Table 1. Runtimes for a single epoch of RL on the 2D maze task.
We evaluate MURAL on a variety of navigation and robotic manipulation tasks, which present several challenges including local optima and difficult exploration. MURAL solves all of these tasks successfully, outperforming prior classifier-based methods as well as standard RL with exploration bonuses.
Visualization of behaviors learned by MURAL. MURAL is able to perform a variety of behaviors in navigation and manipulation tasks, inferring rewards from outcome examples.
Quantitative comparison of MURAL to baselines. MURAL is able to outperform baselines which perform task-agnostic exploration, standard maximum likelihood classifiers.
This suggests that using meta-NML based classifiers for outcome driven RL provides us an effective way to provide rewards for RL problems, providing benefits both in terms of exploration and directed reward shaping.
Takeaways
In conclusion, we showed how outcome driven RL can define a class of more tractable RL problems.
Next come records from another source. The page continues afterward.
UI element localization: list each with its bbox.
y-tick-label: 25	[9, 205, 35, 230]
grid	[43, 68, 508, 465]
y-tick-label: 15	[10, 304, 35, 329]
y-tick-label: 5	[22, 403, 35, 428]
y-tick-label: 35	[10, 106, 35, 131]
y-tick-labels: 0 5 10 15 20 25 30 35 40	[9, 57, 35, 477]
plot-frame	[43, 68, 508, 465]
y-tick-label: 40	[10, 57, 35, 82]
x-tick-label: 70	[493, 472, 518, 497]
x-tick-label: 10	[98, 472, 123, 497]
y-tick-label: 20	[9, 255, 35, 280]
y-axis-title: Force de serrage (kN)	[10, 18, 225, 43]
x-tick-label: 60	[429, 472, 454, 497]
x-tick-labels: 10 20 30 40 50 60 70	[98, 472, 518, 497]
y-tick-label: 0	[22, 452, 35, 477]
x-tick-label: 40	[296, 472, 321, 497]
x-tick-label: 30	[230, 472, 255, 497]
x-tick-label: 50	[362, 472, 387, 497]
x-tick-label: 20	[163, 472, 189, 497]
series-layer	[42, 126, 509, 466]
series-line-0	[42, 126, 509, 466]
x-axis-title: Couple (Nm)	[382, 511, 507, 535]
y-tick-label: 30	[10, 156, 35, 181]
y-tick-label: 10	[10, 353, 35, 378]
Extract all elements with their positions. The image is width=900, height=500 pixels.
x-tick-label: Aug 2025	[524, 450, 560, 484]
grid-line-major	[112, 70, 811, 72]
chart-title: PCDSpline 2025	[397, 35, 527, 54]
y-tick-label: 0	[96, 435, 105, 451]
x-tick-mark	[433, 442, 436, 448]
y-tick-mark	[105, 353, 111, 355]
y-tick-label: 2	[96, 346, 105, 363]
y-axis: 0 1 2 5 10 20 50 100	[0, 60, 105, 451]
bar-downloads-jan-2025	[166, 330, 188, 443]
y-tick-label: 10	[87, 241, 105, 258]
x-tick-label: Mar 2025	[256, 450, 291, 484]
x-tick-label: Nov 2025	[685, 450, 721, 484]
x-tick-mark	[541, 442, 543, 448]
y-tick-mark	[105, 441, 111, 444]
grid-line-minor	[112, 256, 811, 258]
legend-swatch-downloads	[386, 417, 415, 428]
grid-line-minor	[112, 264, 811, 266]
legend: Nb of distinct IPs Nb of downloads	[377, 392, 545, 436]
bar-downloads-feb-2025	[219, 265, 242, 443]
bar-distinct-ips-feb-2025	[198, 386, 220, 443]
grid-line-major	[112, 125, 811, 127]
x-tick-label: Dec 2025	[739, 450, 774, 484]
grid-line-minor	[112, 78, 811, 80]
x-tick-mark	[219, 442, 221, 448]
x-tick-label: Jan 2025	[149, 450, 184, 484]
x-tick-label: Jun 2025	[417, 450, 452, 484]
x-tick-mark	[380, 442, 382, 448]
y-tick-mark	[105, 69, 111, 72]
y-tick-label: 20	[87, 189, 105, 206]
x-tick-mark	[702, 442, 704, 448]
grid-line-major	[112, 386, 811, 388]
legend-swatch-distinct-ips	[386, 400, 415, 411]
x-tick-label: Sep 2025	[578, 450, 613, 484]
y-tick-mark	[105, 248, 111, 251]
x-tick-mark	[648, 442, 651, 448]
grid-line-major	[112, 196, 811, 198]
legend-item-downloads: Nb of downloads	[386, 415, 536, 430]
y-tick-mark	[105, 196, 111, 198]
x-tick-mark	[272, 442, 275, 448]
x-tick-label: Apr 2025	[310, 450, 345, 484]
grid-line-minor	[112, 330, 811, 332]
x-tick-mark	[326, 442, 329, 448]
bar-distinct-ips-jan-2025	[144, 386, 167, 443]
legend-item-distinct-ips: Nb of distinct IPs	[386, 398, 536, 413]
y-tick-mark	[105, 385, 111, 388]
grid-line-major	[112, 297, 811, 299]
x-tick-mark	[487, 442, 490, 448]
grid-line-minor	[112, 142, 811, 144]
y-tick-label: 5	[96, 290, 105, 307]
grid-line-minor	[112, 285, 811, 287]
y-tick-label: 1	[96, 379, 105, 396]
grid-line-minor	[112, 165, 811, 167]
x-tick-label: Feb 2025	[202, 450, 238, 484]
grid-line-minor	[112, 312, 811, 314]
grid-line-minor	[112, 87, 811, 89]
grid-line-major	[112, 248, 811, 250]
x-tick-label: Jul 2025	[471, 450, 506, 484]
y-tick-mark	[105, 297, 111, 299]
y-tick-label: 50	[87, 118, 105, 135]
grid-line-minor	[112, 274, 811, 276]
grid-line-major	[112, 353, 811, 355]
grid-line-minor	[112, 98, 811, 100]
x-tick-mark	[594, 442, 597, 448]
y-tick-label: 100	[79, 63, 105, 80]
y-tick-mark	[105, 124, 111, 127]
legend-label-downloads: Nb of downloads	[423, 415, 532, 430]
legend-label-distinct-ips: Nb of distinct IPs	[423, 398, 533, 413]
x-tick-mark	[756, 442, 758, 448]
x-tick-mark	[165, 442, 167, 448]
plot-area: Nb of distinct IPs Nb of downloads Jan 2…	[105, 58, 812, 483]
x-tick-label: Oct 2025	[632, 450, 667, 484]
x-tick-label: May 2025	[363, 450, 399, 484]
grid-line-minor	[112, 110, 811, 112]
Standard methods using classifiers can often fall short in these settings as they are unable to provide any benefits of exploration or guidance towards the goal. Leveraging a scheme for training uncertainty aware classifiers via conditional normalized maximum likelihood allows us to more effectively solve this problem, providing benefits in terms of exploration and reward shaping towards successful outcomes. The general principles defined in this work suggest that considering tractable approximations to the general RL problem may allow us to simplify the challenge of reward specification and exploration in RL while still encompassing a rich class of control problems.
This post is based on the paper “MURAL: Meta-Learning Uncertainty-Aware Rewards for Outcome-Driven Reinforcement Learning”, which was presented at ICML 2021. You can see results on our website, and we provide code to reproduce our experiments.